Some friends did let me down a bit when it comes to a special event I had planned (most did not attend), and there was another event that involved food and money, and I felt really weird because I could only order the cheapest items on the menu, and my friends feasted on food that is very upscale and I really didn't understand why (the event wasn't in their honor). This made it more upsetting when they were not supportive of my event. But, the reality is that I cannot be upset at them, only upset at myself for not being better with my budget when I was more flush with cash.
There are still 2 weeks before the New Year, but I think I have enough food to last until then. My body has been very angry at me for eating foods that are cheap, but not what it really wants or needs. So, I will make it my new perogative to give my body the foods it really wants and that makes it the happiest, from a healthwise perspective.

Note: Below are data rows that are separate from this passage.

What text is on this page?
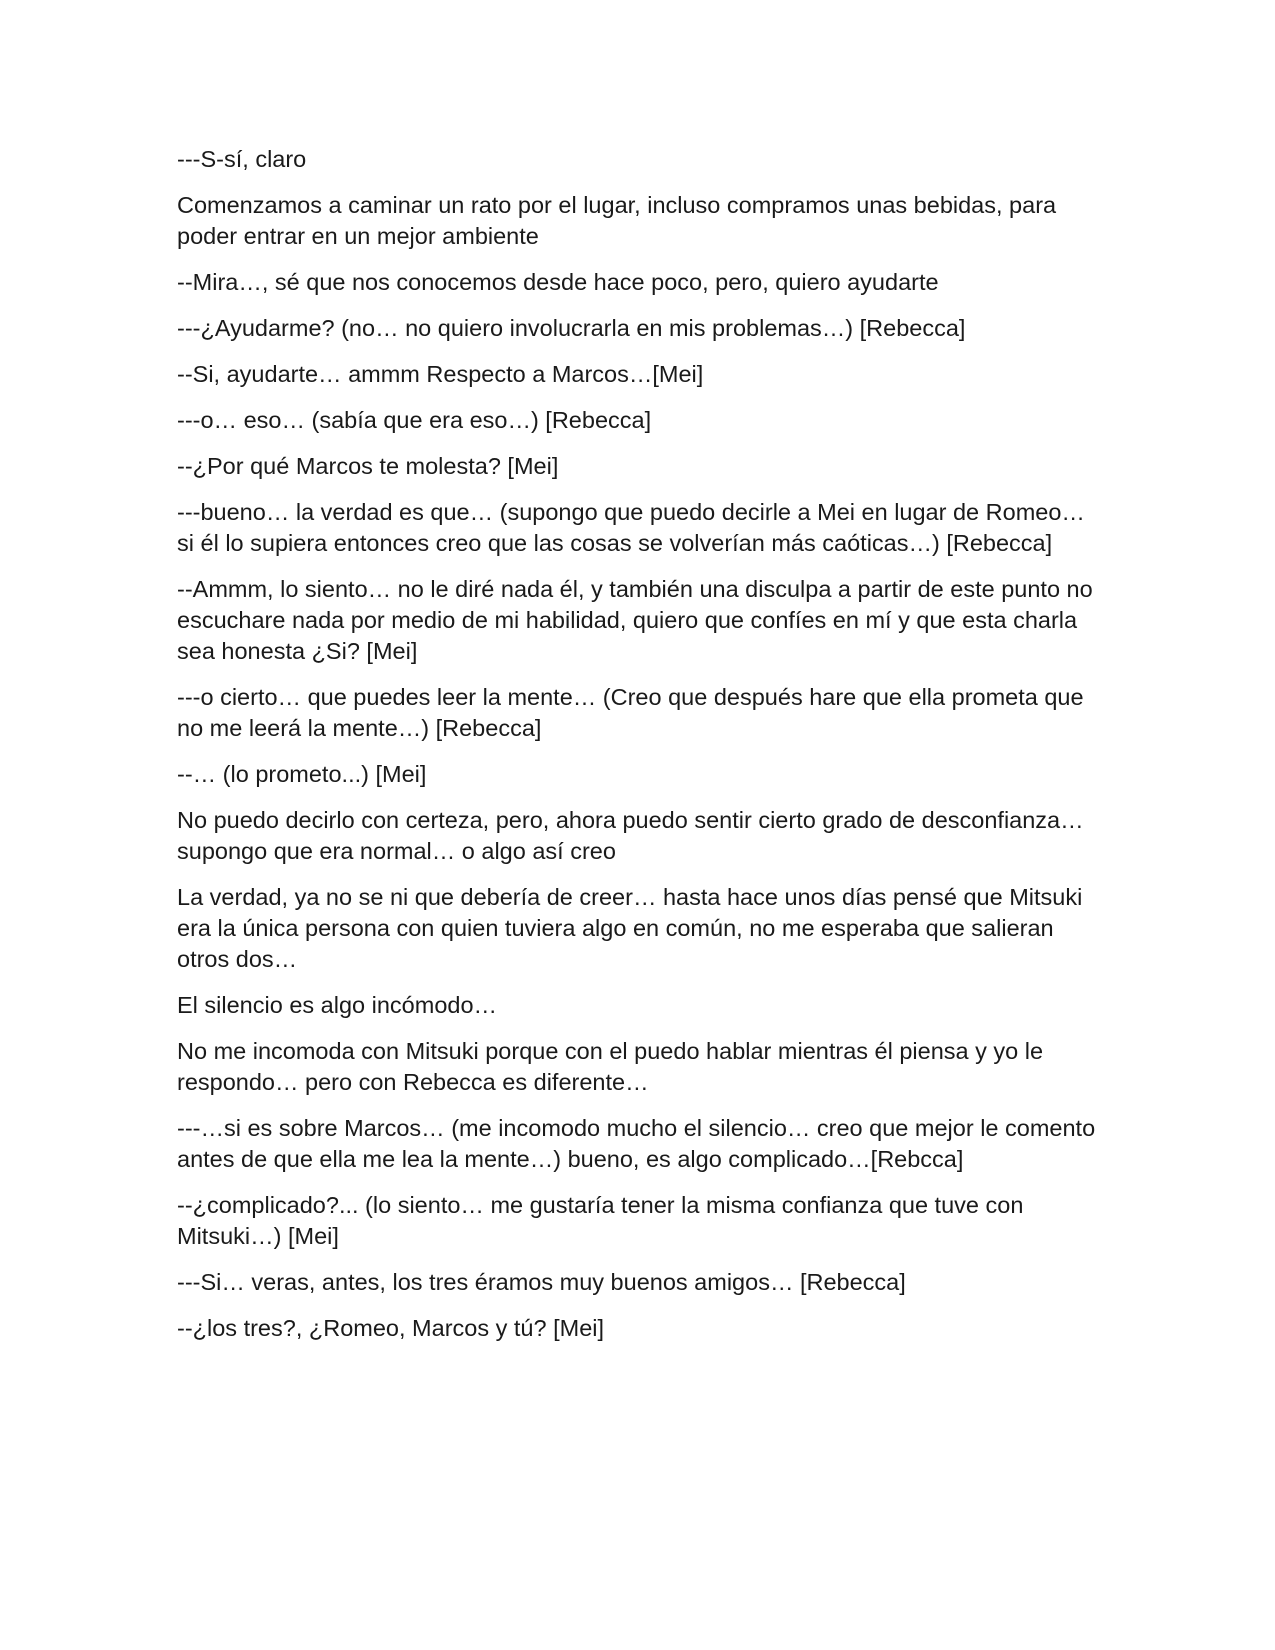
---S-sí, claro

Comenzamos a caminar un rato por el lugar, incluso compramos unas bebidas, para poder entrar en un mejor ambiente

--Mira…, sé que nos conocemos desde hace poco, pero, quiero ayudarte

---¿Ayudarme? (no… no quiero involucrarla en mis problemas…) [Rebecca]

--Si, ayudarte… ammm Respecto a Marcos…[Mei]

---o… eso… (sabía que era eso…) [Rebecca]

--¿Por qué Marcos te molesta? [Mei]

---bueno… la verdad es que… (supongo que puedo decirle a Mei en lugar de Romeo… si él lo supiera entonces creo que las cosas se volverían más caóticas…) [Rebecca]

--Ammm, lo siento… no le diré nada él, y también una disculpa a partir de este punto no escuchare nada por medio de mi habilidad, quiero que confíes en mí y que esta charla sea honesta ¿Si? [Mei]

---o cierto… que puedes leer la mente… (Creo que después hare que ella prometa que no me leerá la mente…) [Rebecca]

--… (lo prometo...) [Mei]

No puedo decirlo con certeza, pero, ahora puedo sentir cierto grado de desconfianza… supongo que era normal… o algo así creo

La verdad, ya no se ni que debería de creer… hasta hace unos días pensé que Mitsuki era la única persona con quien tuviera algo en común, no me esperaba que salieran otros dos…

El silencio es algo incómodo…

No me incomoda con Mitsuki porque con el puedo hablar mientras él piensa y yo le respondo… pero con Rebecca es diferente…

---…si es sobre Marcos… (me incomodo mucho el silencio… creo que mejor le comento antes de que ella me lea la mente…) bueno, es algo complicado…[Rebcca]

--¿complicado?... (lo siento… me gustaría tener la misma confianza que tuve con Mitsuki…) [Mei]

---Si… veras, antes, los tres éramos muy buenos amigos… [Rebecca]

--¿los tres?, ¿Romeo, Marcos y tú? [Mei]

I feel odd at times asking my family for help, and I talked to my relative about it. It really all comes from a place of feeling as if my family did not accept me, and to ask for help would be to reinforce whatever negative images they had of me. Of course, this is all just things I thought of, and not necessarily what my family felt AT all. In fact, my family said that at times they felt that they didn't have the right to be called my family. What a trip!?!? I do feel like there are some really big issues that we have to work on from the past, but I am feeling pretty good about it overall.
Christmas Cheer
December 15th, 2009 at 07:15 pm
December 15th, 2009 at 11:56 pm 1260921405
It's always tricky for me going out with a group, since I order frugal (no drinks, no desert, trying to get the best value entre) and then everyone decides it's OK to split the bill even though my portion was way less. I've learned to get around this by having cash when I go out, then they take it out of the bill and split the rest and I don't feel taken advantage of.
December 16th, 2009 at 05:05 am 1260939932
December 16th, 2009 at 06:28 pm 1260988094
The issue with my friends and my event, is that I did keep their budgets in mind, but not even 48 hours prior did they spend about 2-3x the amount on a similar event for a fellow friend. To this day, they have not asked to reschedule my event, but, they have asked me to their events.